No my sister definitely wouldn't be getting another horse. My friend would be happy to have ours out together if it worked. Probably means him getting bonded again to another horse tho which wouldn't be ideal but would be better than him being depressed and lonely for a long time. It's a long story but my horse and sisters mare were actually best friends when the families before us owned them. They had been together for 5 years, were split up for just under 2 and now are reunited with us again with us. We thought it was great at the time but now I feel so so terrible potentially breaking them up again

Unfortunately, we can't make them last forever, you have given them a lovely time together, I bet they were delighted when they were reunited. Try to look on the positive side.
 
Thanks to everyone who replied!
Cautiously positive outcome at vets :-) she has had her coffin joint injected and vet said she's definitely not a welfare case at the minute and has a few suggestions which we will try in order to make her more comfortable
They are both staying in for 7 days after her treatment and then can hopefully enjoy the rest of the summer out. (Lame mare would be fine in without my boy but he refuses to settle by himself or with his other stable buddy, then is raging when he's kept in, no pleasing them sometimes lol)
 
Great news, just to say I had awful problems putting another gelding on with my very bonded mare and existing gelding, it's fine now but I think having a mare in the mix was the issue as existing gelding very possessive over her. When the time comes I suspect your 2 boys will settle easily together (hope that isn't needed for a long while yet)
 
Brilliant news, and fingers crossed she does improve. Horses are great at surprising us!
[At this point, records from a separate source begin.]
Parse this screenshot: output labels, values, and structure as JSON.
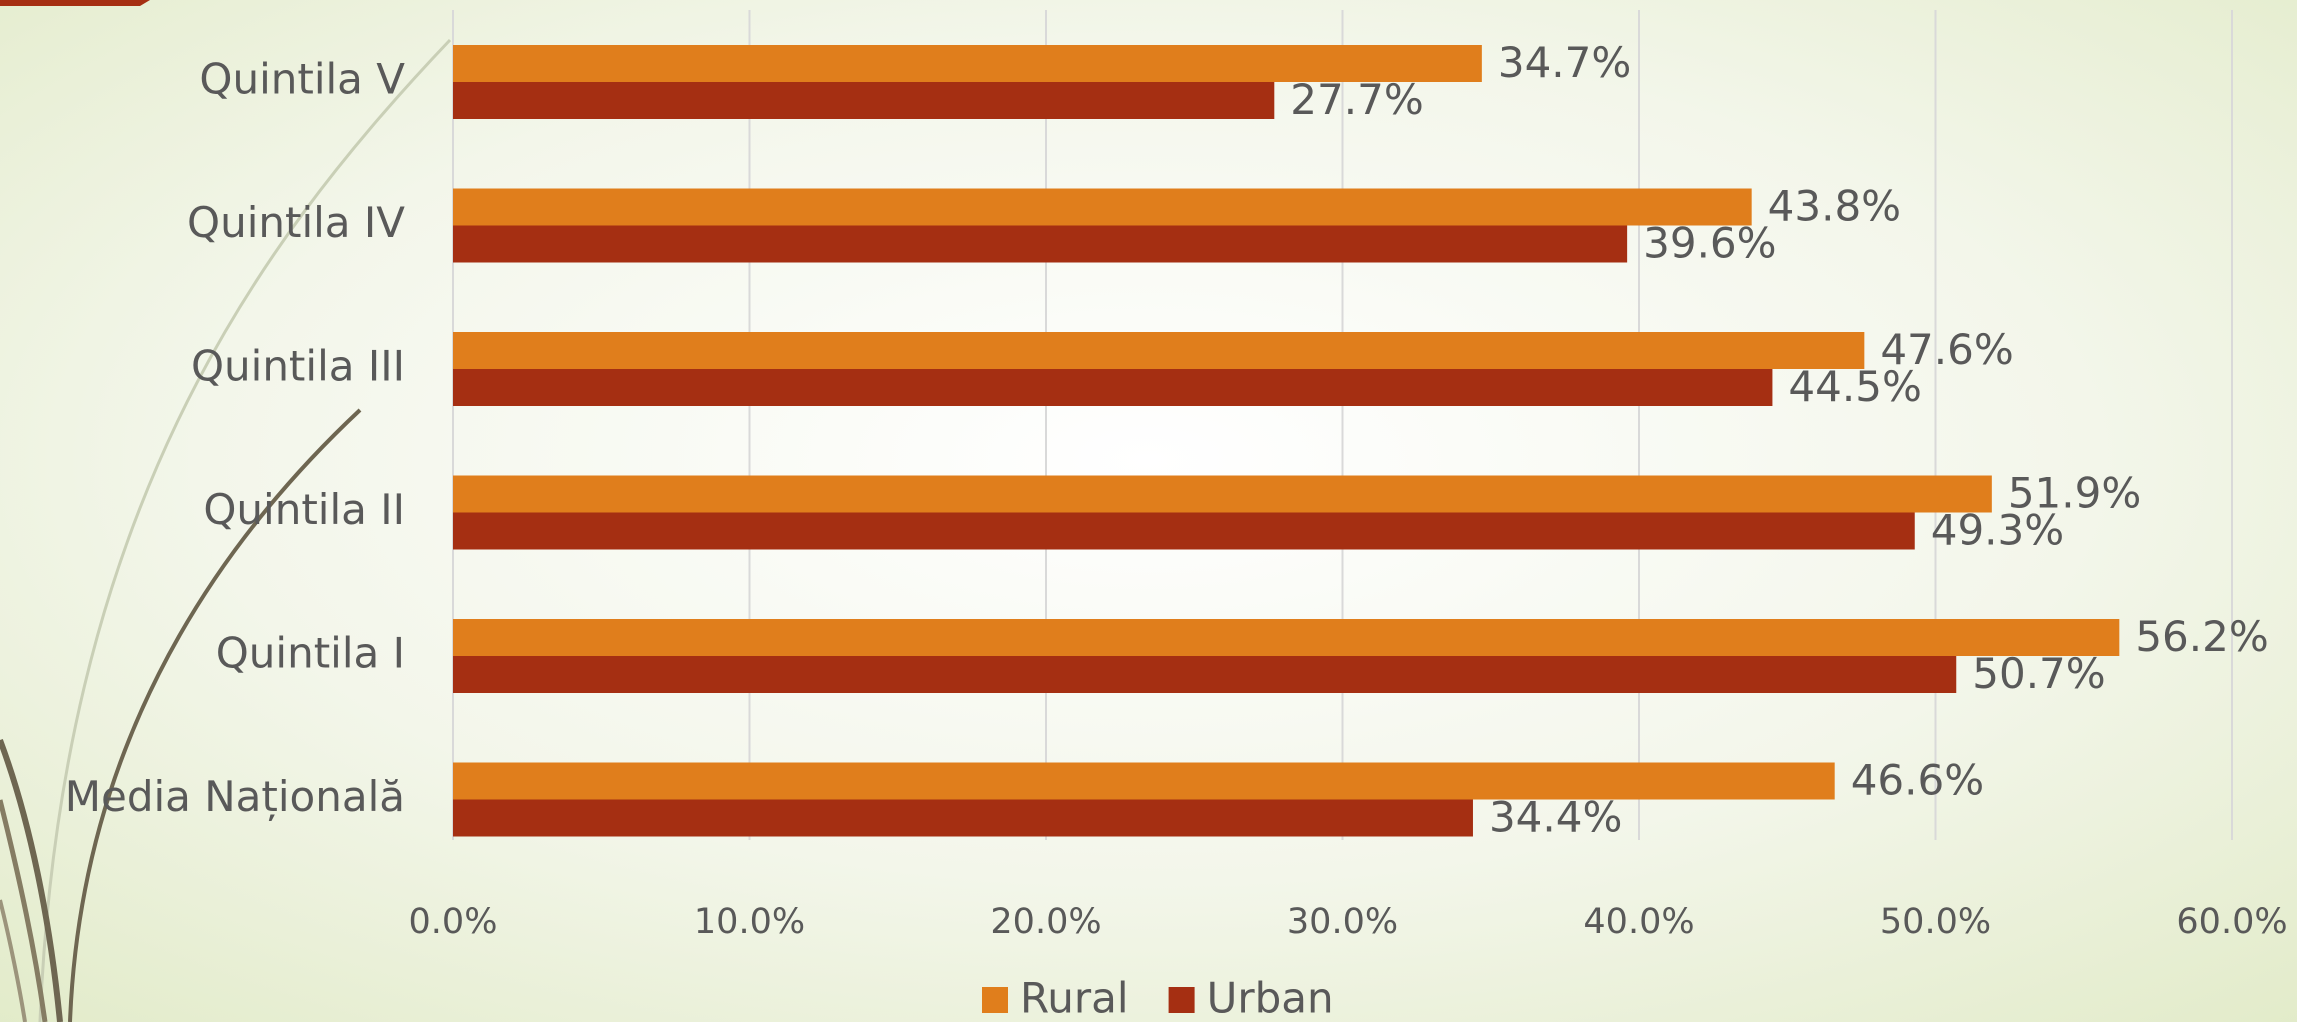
{
  "chart_data": {
    "type": "hbar",
    "categories": [
      "Quintila V",
      "Quintila IV",
      "Quintila III",
      "Quintila II",
      "Quintila I",
      "Media Națională"
    ],
    "series": [
      {
        "name": "Rural",
        "color": "#e07e1c",
        "values": [
          34.7,
          43.8,
          47.6,
          51.9,
          56.2,
          46.6
        ],
        "value_labels": [
          "34.7%",
          "43.8%",
          "47.6%",
          "51.9%",
          "56.2%",
          "46.6%"
        ]
      },
      {
        "name": "Urban",
        "color": "#a52f12",
        "values": [
          27.7,
          39.6,
          44.5,
          49.3,
          50.7,
          34.4
        ],
        "value_labels": [
          "27.7%",
          "39.6%",
          "44.5%",
          "49.3%",
          "50.7%",
          "34.4%"
        ]
      }
    ],
    "xlim": [
      0,
      60
    ],
    "xticks": [
      {
        "value": 0,
        "label": "0.0%"
      },
      {
        "value": 10,
        "label": "10.0%"
      },
      {
        "value": 20,
        "label": "20.0%"
      },
      {
        "value": 30,
        "label": "30.0%"
      },
      {
        "value": 40,
        "label": "40.0%"
      },
      {
        "value": 50,
        "label": "50.0%"
      },
      {
        "value": 60,
        "label": "60.0%"
      }
    ],
    "grid": true,
    "legend": "bottom"
  }
}
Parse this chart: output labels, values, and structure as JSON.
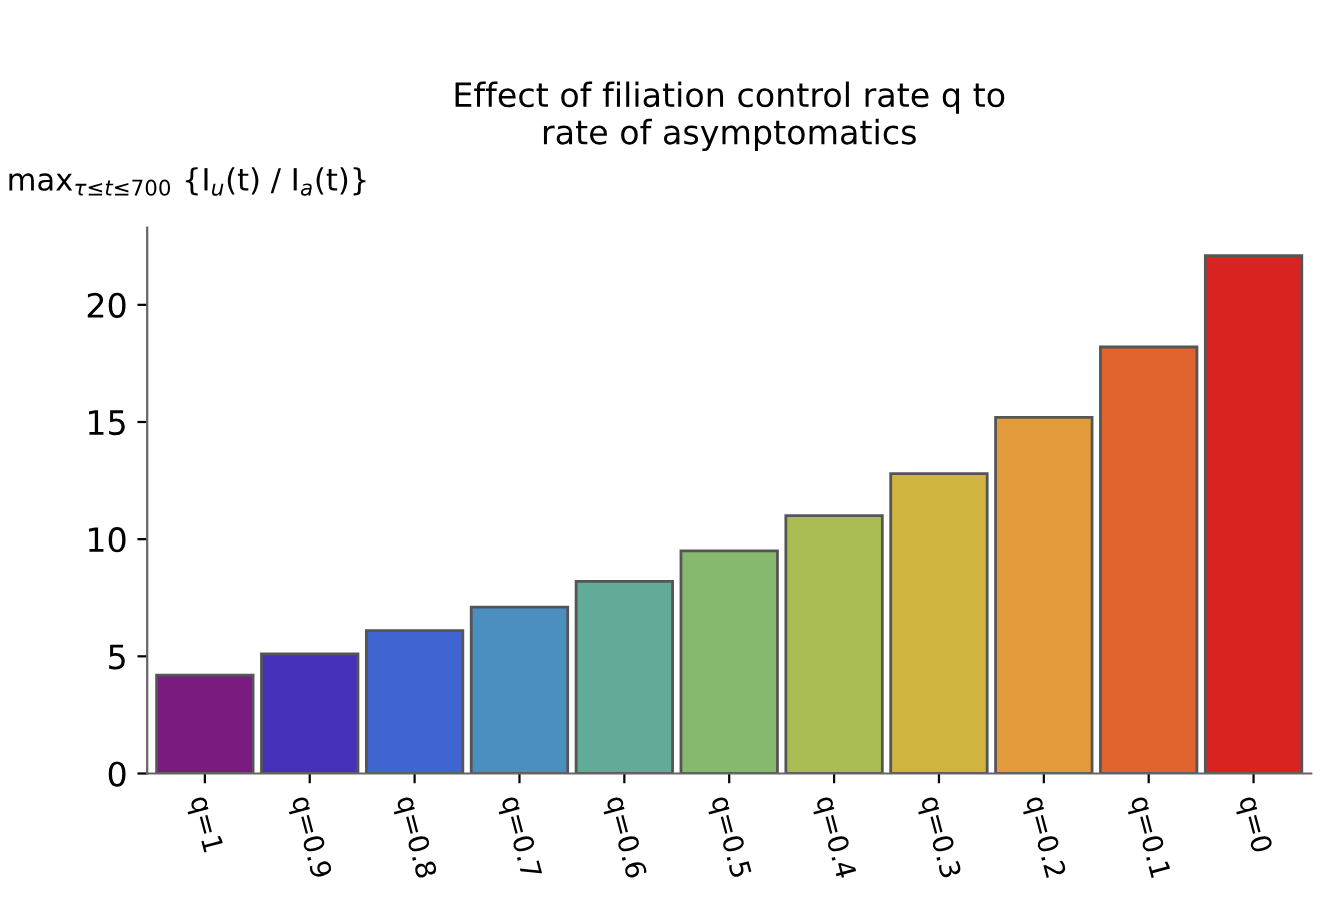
{
  "chart_data": {
    "type": "bar",
    "title": "Effect of filiation control rate q to\nrate of asymptomatics",
    "ylabel": "max$_{τ≤t≤700}$ {I$_{u}$(t) / I$_{a}$(t)}",
    "categories": [
      "q=1",
      "q=0.9",
      "q=0.8",
      "q=0.7",
      "q=0.6",
      "q=0.5",
      "q=0.4",
      "q=0.3",
      "q=0.2",
      "q=0.1",
      "q=0"
    ],
    "values": [
      4.2,
      5.1,
      6.1,
      7.1,
      8.2,
      9.5,
      11.0,
      12.8,
      15.2,
      18.2,
      22.1
    ],
    "colors": [
      "#7a1b80",
      "#4530b8",
      "#4065d0",
      "#4b8fc0",
      "#62ab98",
      "#86b96e",
      "#aabd53",
      "#cfb440",
      "#e29a3a",
      "#e0622d",
      "#d92222"
    ],
    "ylim": [
      0,
      23.3
    ],
    "yticks": [
      0,
      5,
      10,
      15,
      20
    ],
    "grid": false,
    "legend": false
  }
}
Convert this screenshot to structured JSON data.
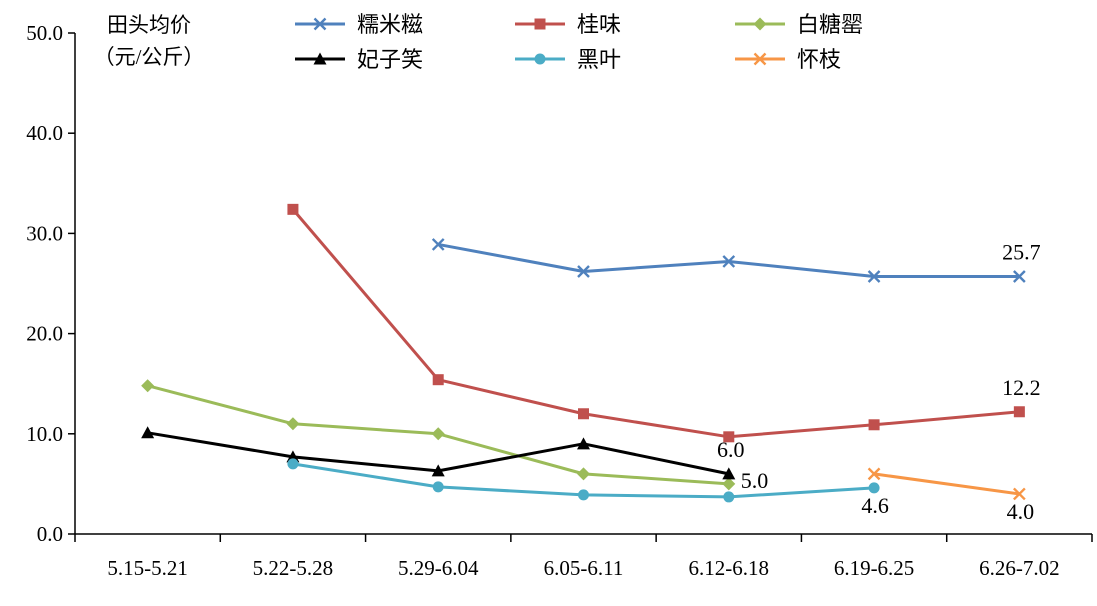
{
  "chart_data": {
    "type": "line",
    "title": "",
    "xlabel": "",
    "ylabel": [
      "田头均价",
      "（元/公斤）"
    ],
    "ylim": [
      0,
      50
    ],
    "yticks": [
      "0.0",
      "10.0",
      "20.0",
      "30.0",
      "40.0",
      "50.0"
    ],
    "grid": false,
    "legend": "top",
    "categories": [
      "5.15-5.21",
      "5.22-5.28",
      "5.29-6.04",
      "6.05-6.11",
      "6.12-6.18",
      "6.19-6.25",
      "6.26-7.02"
    ],
    "series": [
      {
        "name": "糯米糍",
        "color": "#4f81bd",
        "marker": "x",
        "values": [
          null,
          null,
          28.9,
          26.2,
          27.2,
          25.7,
          25.7
        ]
      },
      {
        "name": "桂味",
        "color": "#c0504d",
        "marker": "square",
        "values": [
          null,
          32.4,
          15.4,
          12.0,
          9.7,
          10.9,
          12.2
        ]
      },
      {
        "name": "白糖罂",
        "color": "#9bbb59",
        "marker": "diamond",
        "values": [
          14.8,
          11.0,
          10.0,
          6.0,
          5.0,
          null,
          null
        ]
      },
      {
        "name": "妃子笑",
        "color": "#000000",
        "marker": "triangle",
        "values": [
          10.1,
          7.7,
          6.3,
          9.0,
          6.0,
          null,
          null
        ]
      },
      {
        "name": "黑叶",
        "color": "#4bacc6",
        "marker": "circle",
        "values": [
          null,
          7.0,
          4.7,
          3.9,
          3.7,
          4.6,
          null
        ]
      },
      {
        "name": "怀枝",
        "color": "#f79646",
        "marker": "x",
        "values": [
          null,
          null,
          null,
          null,
          null,
          6.0,
          4.0
        ]
      }
    ],
    "data_labels": [
      {
        "text": "25.7",
        "series": 0,
        "category": 6,
        "position": "above"
      },
      {
        "text": "12.2",
        "series": 1,
        "category": 6,
        "position": "above"
      },
      {
        "text": "6.0",
        "series": 3,
        "category": 4,
        "position": "above"
      },
      {
        "text": "5.0",
        "series": 2,
        "category": 4,
        "position": "right"
      },
      {
        "text": "4.6",
        "series": 4,
        "category": 5,
        "position": "below"
      },
      {
        "text": "4.0",
        "series": 5,
        "category": 6,
        "position": "below"
      }
    ]
  }
}
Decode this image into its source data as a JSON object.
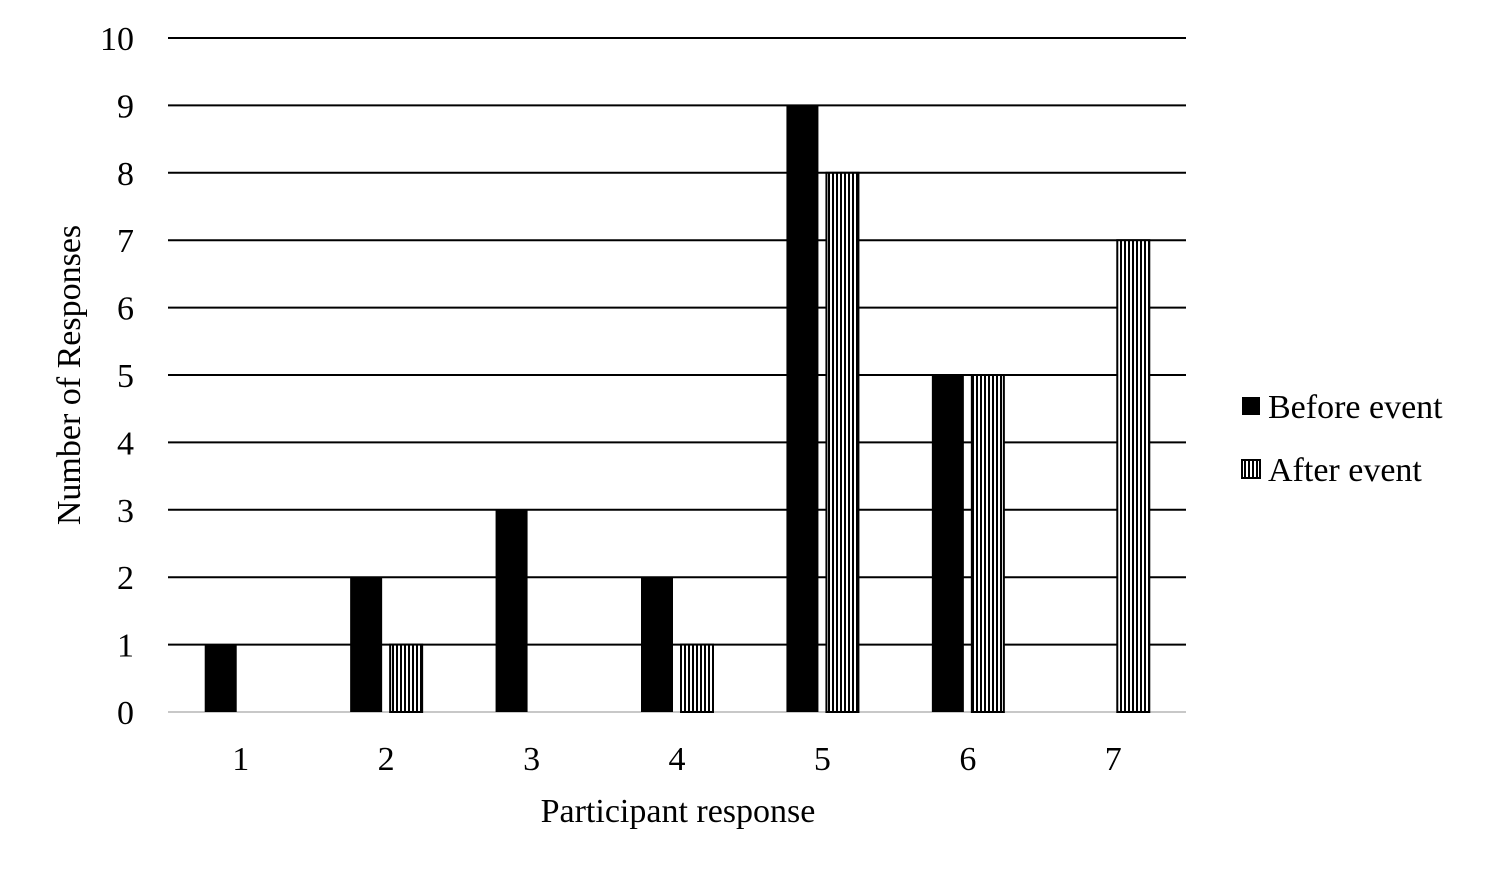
{
  "chart_data": {
    "type": "bar",
    "title": "",
    "xlabel": "Participant response",
    "ylabel": "Number of Responses",
    "categories": [
      "1",
      "2",
      "3",
      "4",
      "5",
      "6",
      "7"
    ],
    "series": [
      {
        "name": "Before event",
        "values": [
          1,
          2,
          3,
          2,
          9,
          5,
          0
        ],
        "fill": "solid",
        "color": "#000000"
      },
      {
        "name": "After event",
        "values": [
          0,
          1,
          0,
          1,
          8,
          5,
          7
        ],
        "fill": "vertical-stripes",
        "color": "#000000"
      }
    ],
    "ylim": [
      0,
      10
    ],
    "yticks": [
      "0",
      "1",
      "2",
      "3",
      "4",
      "5",
      "6",
      "7",
      "8",
      "9",
      "10"
    ],
    "grid": true,
    "legend_position": "right"
  }
}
I'm in a similar situation with my mare and gelding and dreading the day I have to split my two up. The mare is 17, and the gelding 10. He's a complete stress pot without her and adores the ground she walks on. When the day comes that I have to put her to sleep, I will show him once she's gone.
I read through this thread earlier today and something random happened that prompted me to log back in to post.

I was browsing YouTube just now and a video came up of a herd of horses that were allowed say goodbye to another member of their herd that was put to sleep.

I must admit, it did make me cry!

For anyone that is interested, it's called "When Horses say goodbye" posted by Aline van Wijk. I don't want to post the direct link because it's upsetting, but not in a shockingly horrible way, just because there is a dead horse and the other horses say goodbye, very gently and respectfully.

I don't mean to upset anyone and apologies if I have. It's not my intention to at all, just thought I would share.
 
Brilliant news, and fingers crossed she does improve. Horses are great at surprising us!

I'm in a similar situation with my mare and gelding and dreading the day I have to split my two up. The mare is 17, and the gelding 10. He's a complete stress pot without her and adores the ground she walks on. When the day comes that I have to put her to sleep, I will show him once she's gone.
I read through this thread earlier today and something random happened that prompted me to log back in to post.

I was browsing YouTube just now and a video came up of a herd of horses that were allowed say goodbye to another member of their herd that was put to sleep.

I must admit, it did make me cry!

For anyone that is interested, it's called "When Horses say goodbye" posted by Aline van Wijk. I don't want to post the direct link because it's upsetting, but not in a shockingly horrible way, just because there is a dead horse and the other horses say goodbye, very gently and respectfully.

I don't mean to upset anyone and apologies if I have. It's not my intention to at all, just thought I would share.

Interesting to watch, thanks for sharing.